All of the research and commentary in this course is informed by empirical evidence of what practitioners actually do and how clients typically respond to particular types of actions. The good news is that you don’t have to take my word for it; conversation analysis has a built-in ‘proof criterion’ (Sacks, Schegloff & Jefferson, 1974, p. 729) because CA researchers only pay attention to what speakers themselves pay attention to. We’ll learn more about this proof criterion in the next lesson. 

Rather than make assumptions about how talk works, better to rely on evidence of what actually happens.  In other words:

“Our intuitions about language are typically strong but wrong.”

— Enfield (2017, p.58)

Interviewing people about what they think works also fails to illuminate the practices that make particular outcomes possible. In other words, we can understand the process of therapy:  

“not by questioning the participants, but rather through study in detail of the actions they perform as the talk itself emerges.”

— Goodwin (1984, p. 243)


And specifically in relation to therapy:

“practice, textbooks may sometimes offer idealised examples but such idealisations can only get across what the author believes is the general ‘feel’ of an interaction, and may be wildly different from the specifics of actual talk.”

— Antaki (2014, p. 17)

Similarly, role play does not provide us with an accurate depiction of how workplace interaction unfolds.
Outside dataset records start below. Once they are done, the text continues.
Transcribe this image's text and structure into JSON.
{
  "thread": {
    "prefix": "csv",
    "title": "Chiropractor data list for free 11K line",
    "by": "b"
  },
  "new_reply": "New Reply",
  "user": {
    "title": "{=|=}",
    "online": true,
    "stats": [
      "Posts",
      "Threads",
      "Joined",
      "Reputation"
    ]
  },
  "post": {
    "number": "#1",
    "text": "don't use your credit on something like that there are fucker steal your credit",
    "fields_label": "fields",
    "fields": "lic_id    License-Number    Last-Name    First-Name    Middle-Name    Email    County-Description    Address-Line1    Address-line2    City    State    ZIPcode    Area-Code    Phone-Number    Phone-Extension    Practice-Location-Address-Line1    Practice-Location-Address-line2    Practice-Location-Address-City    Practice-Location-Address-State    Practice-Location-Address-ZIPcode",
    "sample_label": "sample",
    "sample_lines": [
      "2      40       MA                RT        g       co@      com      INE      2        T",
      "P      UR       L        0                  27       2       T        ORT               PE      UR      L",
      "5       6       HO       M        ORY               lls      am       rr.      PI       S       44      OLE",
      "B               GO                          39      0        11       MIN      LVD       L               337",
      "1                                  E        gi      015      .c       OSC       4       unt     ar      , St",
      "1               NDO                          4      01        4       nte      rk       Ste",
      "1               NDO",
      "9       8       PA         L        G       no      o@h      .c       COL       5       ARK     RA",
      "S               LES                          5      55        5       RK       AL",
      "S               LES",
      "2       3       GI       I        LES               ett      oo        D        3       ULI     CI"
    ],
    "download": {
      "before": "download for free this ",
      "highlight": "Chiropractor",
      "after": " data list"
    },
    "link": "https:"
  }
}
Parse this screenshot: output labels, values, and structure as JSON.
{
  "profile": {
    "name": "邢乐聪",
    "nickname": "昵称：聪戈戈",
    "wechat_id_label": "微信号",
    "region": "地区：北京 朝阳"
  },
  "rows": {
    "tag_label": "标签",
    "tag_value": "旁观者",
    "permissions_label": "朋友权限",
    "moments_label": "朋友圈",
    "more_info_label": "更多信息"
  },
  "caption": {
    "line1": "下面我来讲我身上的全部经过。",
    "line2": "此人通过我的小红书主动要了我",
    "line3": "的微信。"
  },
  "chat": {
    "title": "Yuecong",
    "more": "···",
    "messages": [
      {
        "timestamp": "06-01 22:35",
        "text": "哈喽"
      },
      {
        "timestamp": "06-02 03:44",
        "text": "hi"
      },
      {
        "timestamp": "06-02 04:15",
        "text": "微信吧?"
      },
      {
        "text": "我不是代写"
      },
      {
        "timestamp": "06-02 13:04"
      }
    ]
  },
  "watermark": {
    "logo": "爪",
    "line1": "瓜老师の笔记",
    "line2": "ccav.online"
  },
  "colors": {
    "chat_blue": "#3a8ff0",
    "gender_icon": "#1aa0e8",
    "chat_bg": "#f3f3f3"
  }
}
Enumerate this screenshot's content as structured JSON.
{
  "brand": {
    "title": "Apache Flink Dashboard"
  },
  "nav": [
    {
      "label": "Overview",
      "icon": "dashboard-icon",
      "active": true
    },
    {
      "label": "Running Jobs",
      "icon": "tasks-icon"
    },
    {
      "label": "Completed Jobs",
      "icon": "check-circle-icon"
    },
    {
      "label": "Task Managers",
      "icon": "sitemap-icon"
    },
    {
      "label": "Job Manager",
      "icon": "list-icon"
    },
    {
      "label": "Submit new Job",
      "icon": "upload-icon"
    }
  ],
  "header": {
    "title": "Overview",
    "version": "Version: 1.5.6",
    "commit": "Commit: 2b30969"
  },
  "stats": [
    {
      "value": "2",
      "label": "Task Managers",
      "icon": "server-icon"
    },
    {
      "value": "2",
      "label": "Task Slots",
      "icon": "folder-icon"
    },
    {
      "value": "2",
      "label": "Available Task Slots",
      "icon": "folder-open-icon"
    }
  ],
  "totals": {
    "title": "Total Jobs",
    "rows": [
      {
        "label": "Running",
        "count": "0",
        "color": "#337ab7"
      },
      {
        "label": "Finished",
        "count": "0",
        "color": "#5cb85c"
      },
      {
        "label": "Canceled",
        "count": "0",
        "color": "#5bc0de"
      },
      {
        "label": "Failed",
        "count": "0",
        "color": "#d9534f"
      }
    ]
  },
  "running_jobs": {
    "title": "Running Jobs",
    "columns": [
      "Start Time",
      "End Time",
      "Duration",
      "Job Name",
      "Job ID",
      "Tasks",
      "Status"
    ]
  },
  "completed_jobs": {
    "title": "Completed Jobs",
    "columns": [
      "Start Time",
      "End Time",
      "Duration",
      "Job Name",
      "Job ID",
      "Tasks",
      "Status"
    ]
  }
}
Professor Liz Stokoe developed the 'Conversation Analytic Role Play Method' specifically to build communication training that is grounded in evidence:


 

Conversation analysis is an entirely data-driven, qualitative approach to studying interaction, because knowing how often something happens does not tell us how it is done. 

Research that informs this course is wholly concerned with the how: detailing the practices of therapy to identify features of the interaction itself that inform outcomes for clients. The premise of this course is that sharing insights into the interactional practices of therapy informs professional learning across different approaches to therapy. Clinical researchers (conversation analysts working as psychotherapists) support this approach to praxis:

“We start from the basic premise that all forms of psychotherapies, regardless of the particular theoretical framework that underpins the treatment are, at the core, discursive. Psychotherapy inevitably involves some kind of engagement and interaction between a client(s) and a help provider. And this engagement is essentially dialogical in nature involving the negotiation of shared meanings, common goals, and ways to make progress toward these common goals. From this perspective, the differences between treatments that are identified as discursive therapies (e.g., narrative (White, 2007) and those that usually are not labeled as such (e.g., psychoanalysis) refer to the theoretical assumptions with respect to the mechanisms of change but, in each case, the process of therapy, what actually happens during treatment is, universally, a series of discursive engagements”

— Horvath & Muntigl (2018, p. 73)


It is the emic perspective of conversation analysis (CA) – where findings can only be drawn from what the participants themselves pay attention to – that renders it useful for understanding the client’s experience of therapy. We can see what the client makes of what is talked into being during therapy sessions; the evidence is there for us to look at in the talk itself. 

So the aim of this course is to condense, consolidate and share some CA fundamentals for psychotherapy, to inform part of your ongoing professional development.

“CA perspective can give clinical practitioners inspiration to observe the interactional side of the therapeutic process, and the ways in which the clinical work connects with the norms and expectations of conversation in general.

— Voutilainen and Peräkylä (2016, p. 553)


This foundation course will illustrate why empirical evidence is best suited to understanding how therapeutic talk works.